Arc Rise Fantasia/Fridge

Everything About Fiction You Never Wanted to Know.


  • Fridge Brilliance: Ok, it does seem a bit weird that people created the god Eesa and decided to kill her, which will likely fall in the situation of needing a god AGAIN years to come, but consider this; it draws parallels to any sort of dominating religion. People create gods and faith as a way of letting them decide their life for them, so they don't have to worry and just ask the God what to do. In this case, decide on Laws between Destruction and Creation. However, people like Weiss wised up realizing people put TOO MUCH faith in the gods to the point it dominates their life, like Olquina and Turemelia (hence his drastic means). Remember Hosea? He RULED the normally democratic republic through Imaginal religion. This game may have not gotten the point clearly across, but it's basically saying your free will is more important than the voice of religion always tying you down, and there shouldn't be so much dependency on them. Even Eesa doubted if she was truly needed if people CAN live without gods, but only ignored that epiphany when she knew she would cease to exist, sad as it is.
  • Fridge Logic: L'Arc's eventual wish is for humans to life without the gods, as they did before they came into being... except, it was because humanity lacked the gods in the first place that they came into existence. So, who's to say that more of them won't appear in the future?

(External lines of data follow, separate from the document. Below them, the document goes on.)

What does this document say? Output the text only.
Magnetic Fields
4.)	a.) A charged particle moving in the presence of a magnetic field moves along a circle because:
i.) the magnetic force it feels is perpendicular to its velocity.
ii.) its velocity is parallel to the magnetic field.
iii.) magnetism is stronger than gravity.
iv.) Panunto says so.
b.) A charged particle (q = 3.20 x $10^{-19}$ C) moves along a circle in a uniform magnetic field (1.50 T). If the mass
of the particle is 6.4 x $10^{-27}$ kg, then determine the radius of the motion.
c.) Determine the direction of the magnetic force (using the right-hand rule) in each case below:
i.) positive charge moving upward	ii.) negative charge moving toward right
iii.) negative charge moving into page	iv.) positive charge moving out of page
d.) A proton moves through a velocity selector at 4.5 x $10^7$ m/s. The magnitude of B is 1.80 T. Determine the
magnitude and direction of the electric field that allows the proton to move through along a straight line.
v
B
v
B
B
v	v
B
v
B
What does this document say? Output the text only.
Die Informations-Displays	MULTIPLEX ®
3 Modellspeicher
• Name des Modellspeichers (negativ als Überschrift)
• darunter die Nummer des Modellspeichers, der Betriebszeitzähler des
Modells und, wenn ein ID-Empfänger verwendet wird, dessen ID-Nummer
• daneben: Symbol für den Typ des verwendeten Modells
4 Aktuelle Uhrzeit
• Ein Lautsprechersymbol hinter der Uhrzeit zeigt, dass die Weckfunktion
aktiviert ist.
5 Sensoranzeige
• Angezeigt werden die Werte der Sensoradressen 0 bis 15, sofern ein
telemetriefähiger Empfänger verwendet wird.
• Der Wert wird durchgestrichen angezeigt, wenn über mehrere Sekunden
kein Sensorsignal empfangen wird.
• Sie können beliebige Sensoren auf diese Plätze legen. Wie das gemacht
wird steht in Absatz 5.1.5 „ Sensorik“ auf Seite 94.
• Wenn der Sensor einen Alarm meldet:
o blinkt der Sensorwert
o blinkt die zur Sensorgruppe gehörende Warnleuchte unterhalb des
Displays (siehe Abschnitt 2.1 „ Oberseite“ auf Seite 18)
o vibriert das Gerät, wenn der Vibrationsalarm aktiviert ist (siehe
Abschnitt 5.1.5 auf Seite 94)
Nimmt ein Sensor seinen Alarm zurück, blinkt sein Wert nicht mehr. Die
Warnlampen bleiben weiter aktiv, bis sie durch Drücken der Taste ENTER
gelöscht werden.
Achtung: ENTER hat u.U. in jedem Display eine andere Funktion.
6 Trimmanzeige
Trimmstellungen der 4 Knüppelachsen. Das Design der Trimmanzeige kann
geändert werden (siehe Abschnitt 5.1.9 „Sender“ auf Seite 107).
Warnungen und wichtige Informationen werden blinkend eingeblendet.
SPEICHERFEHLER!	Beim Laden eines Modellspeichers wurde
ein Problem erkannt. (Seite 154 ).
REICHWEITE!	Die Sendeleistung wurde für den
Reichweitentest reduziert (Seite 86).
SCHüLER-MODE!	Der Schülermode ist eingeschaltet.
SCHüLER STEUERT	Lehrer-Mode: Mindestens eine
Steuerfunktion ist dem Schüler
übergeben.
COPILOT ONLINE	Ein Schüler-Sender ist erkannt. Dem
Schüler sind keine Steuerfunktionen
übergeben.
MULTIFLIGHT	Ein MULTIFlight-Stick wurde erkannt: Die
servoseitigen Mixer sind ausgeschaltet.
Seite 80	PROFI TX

    • They won't. God's in this game are beings touted as such by humanity when they couldn't bear to make their own choices. Every God in this game is only referred to as such because humanity chose to worship it as one. Eesa--the Singing Stone--was discovered by the Twelve Heroes, and it was their choice to make it humanity's God, even though they all had their own reservations about it. As some characters so bluntly put it, Eesa's just a rock. A really unique and powerful one, but a rock nonetheless, and the same goes for Real and Imaginal. At the end, Eesa reveals her own misgivings about her ability to lead the people who entrusted themselves to her, and supports the heroes' decision to let humanity take responsibility for its future. So long as humans are able to think for themselves and take responsibility for their actions, "Gods" shouldn't appear ever again. L'Arc, Ryfia, probably Cecille and the other's descendants are there to make sure of it, remember?